Small size, big stories.

Size is certainly the most defining characteristic of nanoparticles. While the nano- prefix refers to the unit of length of one nanometre (10⁻⁹ m, or one billionth of a meter), nanomaterials are generally defined as having at least one dimension smaller than 100 nm.

The reason behind this 100 nm threshold is that, once crossed, several physicochemical properties of matter begin to deviate progressively from bulk phase behaviour, and quantum effects start to emerge.

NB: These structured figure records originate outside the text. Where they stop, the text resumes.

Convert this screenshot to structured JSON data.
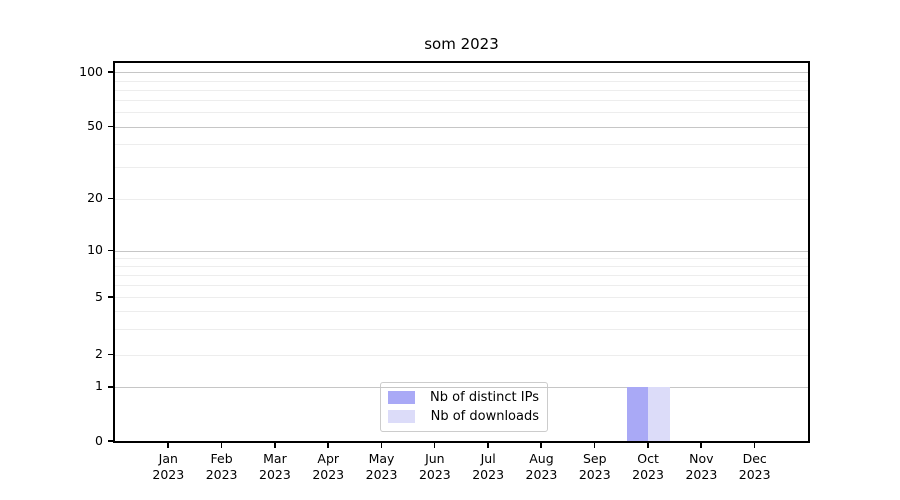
{
  "chart_data": {
    "type": "bar",
    "title": "som 2023",
    "xlabel": "",
    "ylabel": "",
    "categories": [
      {
        "month": "Jan",
        "year": "2023"
      },
      {
        "month": "Feb",
        "year": "2023"
      },
      {
        "month": "Mar",
        "year": "2023"
      },
      {
        "month": "Apr",
        "year": "2023"
      },
      {
        "month": "May",
        "year": "2023"
      },
      {
        "month": "Jun",
        "year": "2023"
      },
      {
        "month": "Jul",
        "year": "2023"
      },
      {
        "month": "Aug",
        "year": "2023"
      },
      {
        "month": "Sep",
        "year": "2023"
      },
      {
        "month": "Oct",
        "year": "2023"
      },
      {
        "month": "Nov",
        "year": "2023"
      },
      {
        "month": "Dec",
        "year": "2023"
      }
    ],
    "series": [
      {
        "name": "Nb of distinct IPs",
        "color": "#a9a9f6",
        "values": [
          0,
          0,
          0,
          0,
          0,
          0,
          0,
          0,
          0,
          1,
          0,
          0
        ]
      },
      {
        "name": "Nb of downloads",
        "color": "#dcdcf9",
        "values": [
          0,
          0,
          0,
          0,
          0,
          0,
          0,
          0,
          0,
          1,
          0,
          0
        ]
      }
    ],
    "y_axis": {
      "scale": "log-like",
      "ticks": [
        {
          "value": 0,
          "frac": 1.0,
          "major": false
        },
        {
          "value": 1,
          "frac": 0.857,
          "major": true
        },
        {
          "value": 2,
          "frac": 0.772,
          "major": false
        },
        {
          "value": 5,
          "frac": 0.62,
          "major": false
        },
        {
          "value": 10,
          "frac": 0.497,
          "major": true
        },
        {
          "value": 20,
          "frac": 0.359,
          "major": false
        },
        {
          "value": 50,
          "frac": 0.168,
          "major": true
        },
        {
          "value": 100,
          "frac": 0.025,
          "major": true
        }
      ],
      "minor_fracs": [
        0.705,
        0.657,
        0.588,
        0.56,
        0.537,
        0.516,
        0.274,
        0.215,
        0.13,
        0.099,
        0.071,
        0.047
      ]
    },
    "grid": true,
    "legend": {
      "position": "lower center"
    }
  },
  "colors": {
    "background": "#ffffff",
    "spine": "#000000",
    "grid_major": "#c6c6c6",
    "grid_minor": "#ededed",
    "legend_border": "#cccccc"
  }
}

Colour changes. Electrical and magnetic properties are enhanced. Hardness increases. Inert materials become efficient chemical catalysts. Light scattering becomes negligible.

Beyond the intricacies of quantum mechanics, small size also has clear geometrical implications. The specific surface area, that is the total surface area of all nano-objects making up one gram of material, typically reaches hundreds of m² per gram. This means that one gram of nanoparticles can interact with 100 m² of a polymer matrix, polluted water, or reactive gas.

‍

A nano-object is comparable in size to many biological organelles, micropores and microtubules, gaining access to biochemical environments that would otherwise be inaccessible. On surfaces, it can infiltrate deeper crevices, fill smaller voids, and pass through tighter channels. More individual objects can be arranged per unit volume or surface area, exponentially increasing the density of stored information, as evidenced by the remarkable growth of the electronics industry.

Below a certain size range, particles also become less prone to settling, as gravitational forces are counterbalanced by diffusion towards regions of lower concentration, a phenomenon inversely proportional to particle size. When size is properly engineered, the resulting dispersion can be indefinitely stable.

Size can be measured by a variety of direct and indirect techniques, including electron microscopy, X-ray diffraction and dynamic light scattering. Optical techniques are of limited use, as nanoparticles are approximately one order of magnitude smaller than the wavelength of visible light.